Continued from Part I. Some of the terms used in this post are described in Part I, and it will probably be easier to read Part I first. One of the advantages of having payments go through the State Disbursement Unit (SDU) or depository, is that it limits interaction with the other parent which some parties very much want. Also if payments are made through the SDU or local depository, it’s more “official” in the sense that the depository keeps track of what is paid and owed, so there is a government agency tracking that. If the child support is going through the SDU or depository and the payee doesn’t make the payments, the depository will take steps to generate a delinquency judgement against him or her – i.e. a court order that says the payee is delinquent and owes you the amount of the delinquency as “arrears”. Also, when payments go through the SDU or the depository, and the payee becomes delinquent, you can contact the depository and ask them to begin the process of cancelling the payee’s driver’s license if they don’t pay. Each of the enforcement tools described above is available whether you have payments go through the SDU or the local depository (but the local depository is the office that actually initiates these enforcement actions — the SDU is basically a State agency that handles receiving and disbursing child support funds). There are additional methods available to enforce child support either on your own, through a private attorney, or you can apply for services through Department of Revenue, Child Support Enforcement, to have the Department of Revenue enforce the order for you.

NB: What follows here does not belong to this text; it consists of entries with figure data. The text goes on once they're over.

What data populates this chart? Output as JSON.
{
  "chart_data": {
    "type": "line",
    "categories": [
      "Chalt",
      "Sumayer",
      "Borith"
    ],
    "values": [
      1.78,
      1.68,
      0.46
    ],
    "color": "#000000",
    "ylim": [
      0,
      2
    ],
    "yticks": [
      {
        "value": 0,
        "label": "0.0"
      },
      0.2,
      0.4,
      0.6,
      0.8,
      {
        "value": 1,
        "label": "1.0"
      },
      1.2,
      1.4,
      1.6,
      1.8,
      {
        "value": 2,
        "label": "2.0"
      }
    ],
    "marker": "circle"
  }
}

The first step if you want child support payments to go through the SDU or the local depository, or if there is an Income Deduction Order, is to set up you Child Support Account. You have to do that through the local Clerk of Court’s child support depository. You can find the contact information for the depository on the website for the clerk of court in your county. The following link will take you to the website for the Broward County Child Support depository. There is a link on this website to a page with the application form to set up your account and to set-up direct deposit, and other information and “FAQs”.
Unless you request otherwise and explain to the Judge why you believe it is in the child’s bests interest for payments to be made directly by one parent to another, rather than via an Income Deduction Order, the Judge will order payments through the SDU and enter an Income Deduction Order. If you and other parent, however, request “direct” payment, and give at least some reason why you want that and believe it is best, the Judge will most likely go along with want you want, so long as there isn’t something in the case that makes the Judge think that isn’t going to be a good idea. Even when the Court approves direct payment, Florida Statutes require the Judge to enter an order providing for Income Deduction, but the order can provide that Income Deduction is delayed and will not start or take effect, until until the payee is delinquent in his or her payments.
As far as the advantages and disadvantages of having child support come directly out of the payee’s paycheck via an Income Deduction Order — the basic advantage is that it’s a wage garnishment order — the funds come out of the paycheck and go to you — less worry about the money being paid. Some people are uncomfortable having their job involved, but Income Deduction Orders are fairly common these days. Some parents for various reasons prefer not to go this route, but it’s an option that’s there.